Overland Park has CIDs or TDDs that add half-cent, a penny or 1  1/2 -cent sales taxes at 11 shopping districts or multiuse sites that include retail.

Lee’s Summit authorizes a half-cent or 1-cent sales tax at 12 locations, through either TDDs or CIDs.

Olathe has four active 1-cent projects, also a mix of TDD and CID approvals.

Across Missouri, St. Louis city has 56 CIDs and three or four in the works, according to Dale Ruthsatz, deputy executive director for the St. Louis Development Corp.

Ruthsatz said St. Louis city has few shopping centers, so most CIDs there are single-site, developer driven. But he said they are mostly for public improvements and garages, not private interior improvements. He couldn’t recall any St. Louis CID like the InterContintental’s request.

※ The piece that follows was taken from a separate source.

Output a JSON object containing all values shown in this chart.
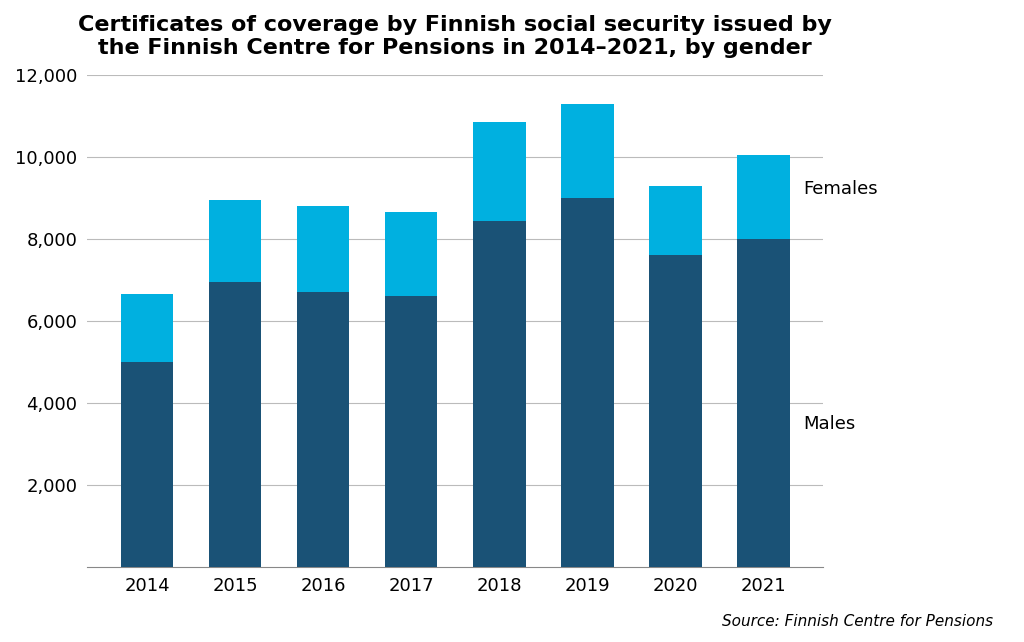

In Kansas City, existing CIDs range from large multiuse developments such as Cerner’s new campus under construction in south Kansas City, which eventually will put an add-on tax on retail sales on the property, to big and small retail centers, all the way down to a single building like the InterContinental.

General manager Breckenridge argued that improvements to the hotel are a public benefit, serving as a “positive influence for economic development and job growth in Kansas City.” And he said the hotel has agreed that the blight determination will not be used as a basis for granting any tax abatement or other tax redirection.

Councilman Wagner calls it a balancing act for the council. He wants to make sure that owners take responsible care of the property. And if the CID helps the InterContinental keep its room rates competitive and ensures its viability, it’s a worthwhile economic development strategy, he said.

“It does no one any good to have an InterContinental that no one goes to,” Wagner said. “The reality is, if you don’t use the InterContinental, you will never pay for that.”